Equal Pay Day passed us by with few fireworks here in Berkeley (though lord knows our friends in Oakland got enough of those on Sunday), which surprised me because it also seemed like one of those juicy red meat... er... blue meat issues for the left. Regardless of the merits, concern over the gender pay gap ought to be entirely palatable to moderates and even right-of-center women.
But what of those pesky merits? Well, I'm of two minds.
The cold-hearted-bastard economist in me appreciated the way Reason Magazine diffused some of the alarmism of the equal pay debate. Yes, on average, a woman only makes 77¢ to the man's $1 in America. But once you actually control for equal work -- just look at the relative gender makeups of GSPP versus Haas to see why you'd need to do this -- much of the gap disappears. And apparently if you control for pregnancy and marriage as well and just compare single men and women, the disparity disappears entirely. Phew! Good thing we're such a progressive society!

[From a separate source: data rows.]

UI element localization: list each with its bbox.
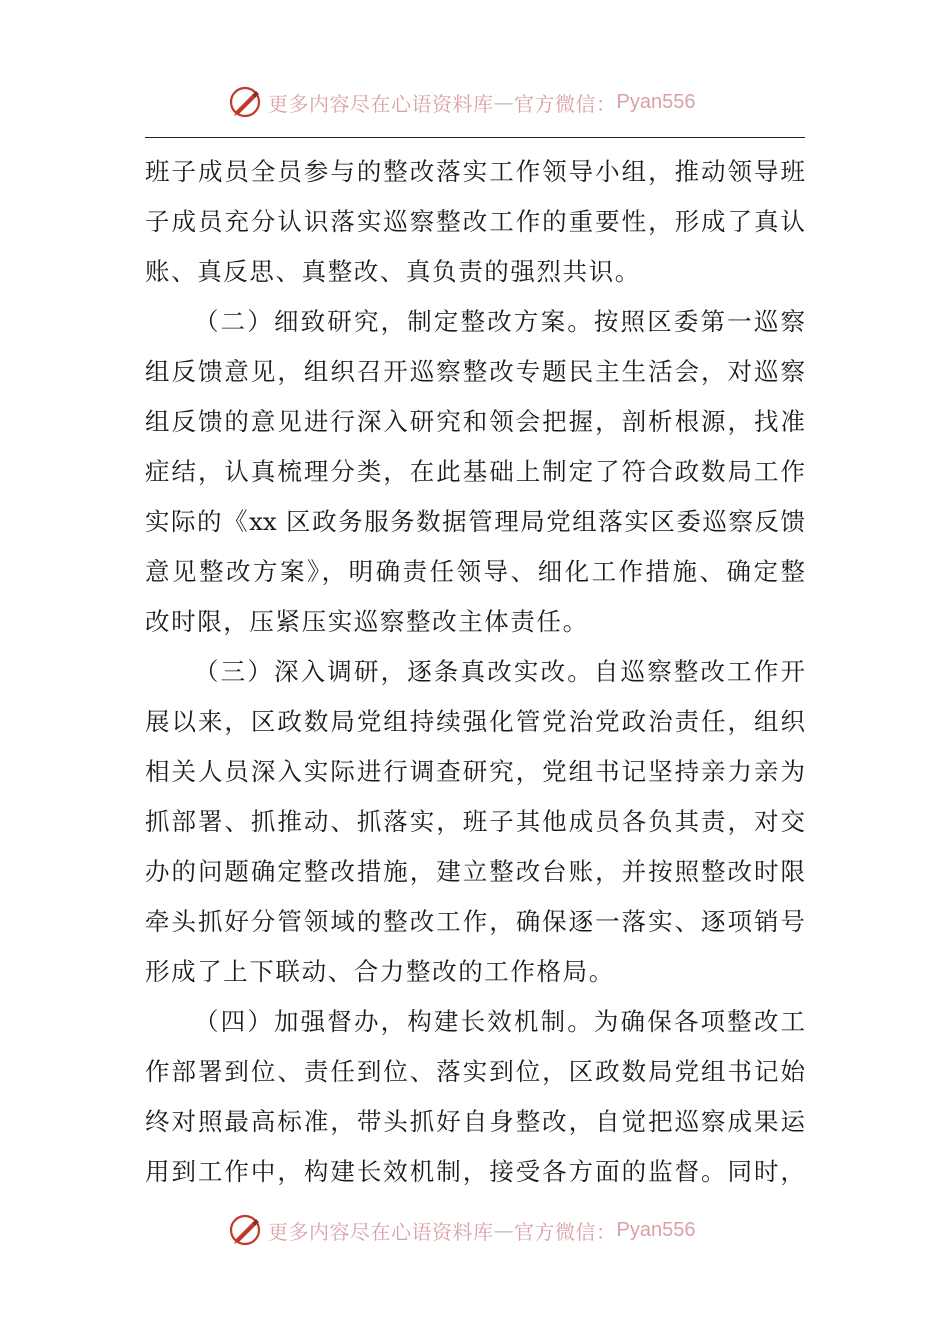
text-line: 作部署到位、责任到位、落实到位，区政数局党组书记始: [145, 1057, 805, 1086]
text-line: 实际的《xx 区政务服务数据管理局党组落实区委巡察反馈: [145, 507, 805, 536]
text-line: 改时限，压紧压实巡察整改主体责任。: [145, 607, 589, 636]
text-line: 办的问题确定整改措施，建立整改台账，并按照整改时限: [145, 857, 805, 886]
section-heading-line: （四）加强督办，构建长效机制。为确保各项整改工: [194, 1007, 805, 1036]
banner-dash: —: [493, 90, 514, 114]
banner-site-text: 更多内容尽在心语资料库: [268, 91, 494, 116]
text-line: 子成员充分认识落实巡察整改工作的重要性，形成了真认: [145, 207, 805, 236]
pen-logo-icon: [228, 85, 262, 119]
text-line: 组反馈的意见进行深入研究和领会把握，剖析根源，找准: [145, 407, 805, 436]
text-line: 症结，认真梳理分类，在此基础上制定了符合政数局工作: [145, 457, 805, 486]
banner-wechat-label: 官方微信：: [514, 91, 617, 116]
text-line: 展以来，区政数局党组持续强化管党治党政治责任，组织: [145, 707, 805, 736]
section-heading-line: （三）深入调研，逐条真改实改。自巡察整改工作开: [194, 657, 805, 686]
section-heading-line: （二）细致研究，制定整改方案。按照区委第一巡察: [194, 307, 805, 336]
text-line: 用到工作中，构建长效机制，接受各方面的监督。同时，: [145, 1157, 805, 1186]
text-line: 抓部署、抓推动、抓落实，班子其他成员各负其责，对交: [145, 807, 805, 836]
footer-banner: [228, 1212, 728, 1248]
pen-logo-icon: [228, 1213, 262, 1247]
banner-wechat-id: Pyan556: [616, 90, 696, 113]
banner-site-text: 更多内容尽在心语资料库: [268, 1219, 494, 1244]
text-line: 相关人员深入实际进行调查研究，党组书记坚持亲力亲为: [145, 757, 805, 786]
banner-dash: —: [493, 1218, 514, 1242]
text-line: 班子成员全员参与的整改落实工作领导小组，推动领导班: [145, 157, 805, 186]
text-line: 牵头抓好分管领域的整改工作，确保逐一落实、逐项销号: [145, 907, 805, 936]
header-banner: [228, 84, 728, 120]
text-line: 意见整改方案》，明确责任领导、细化工作措施、确定整: [145, 557, 805, 586]
text-line: 形成了上下联动、合力整改的工作格局。: [145, 957, 615, 986]
banner-wechat-id: Pyan556: [616, 1218, 696, 1241]
banner-wechat-label: 官方微信：: [514, 1219, 617, 1244]
document-body: [145, 147, 805, 1197]
text-line: 组反馈意见，组织召开巡察整改专题民主生活会，对巡察: [145, 357, 805, 386]
text-line: 终对照最高标准，带头抓好自身整改，自觉把巡察成果运: [145, 1107, 805, 1136]
header-divider: [145, 137, 805, 138]
text-line: 账、真反思、真整改、真负责的强烈共识。: [145, 257, 641, 286]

That's where the liberal weenie in me kicks in. Reason's point is well-taken, but it's small comfort that the greatest impediment to equal pay is pregnancy and motherhood: something that women alone are biologically equipped and predisposed to do. Reason chickened out of its own logic early because a) they didn't think it through entirely, b) they honestly think that controlling for biology in and of itself is not stacking the deck, or c) they're too politic to say that they find the whole idea of equal pay bunk, futile, and pointless.
I imagine that the Reason editors and I would agree that extending equal pay protection to expectant and new mothers is too lofty for us. Dispersing the risks and impacts of parenthood, however, is both plausible and worthwhile. It would go a long way towards obviating the meaning of any average difference in pay. There are lots of ways to do this: guaranteed parental leave both before and after delivery with pay, reimbursements for businesses who have to hire temp workers while mothers are gone, day care vouchers, and, naturally, universal health care. While expensive, this approach to equal pay would I believe deliver considerable dividends to our society. And even if pregnancy continued to exert a singular and significant impact on pay, which I suspect it will always do, we'd at least be confident that we were compensating parents in an equally unique way.
On to the comments!



Comments
While I appreciate the concern, Im sceptical its possible to diffuse the costs of pregnancy and chilbearing. Many of the measures you mention are used in Europe -paid maternity leave ranges from 3 months in Spain to 6 in Finland!- the net result: its so expensive to hire women companies don't hire them; and if they do, its not for a position of responsibility: they take too much time off with such generous maternity benefits. In the end, maternity becomes such a big deal for everyone, that women loose even more.
Hey, I'm a parent too, so my concern isn't exactly altruistic :)
But I hear what you're saying. I guess that there are two phenomena that merit concern here: one is just the general impact of pregnancy and parenthood on both mothers and fathers, the second is the specific impact of pregnancy on female pay and career advancement. Obviously I think the former merits a lot of attention based on social equity. I don't think the latter is hopeless, though: again, maybe the answer is to pay more attention to mitigating the firm's costs than most European countries have done.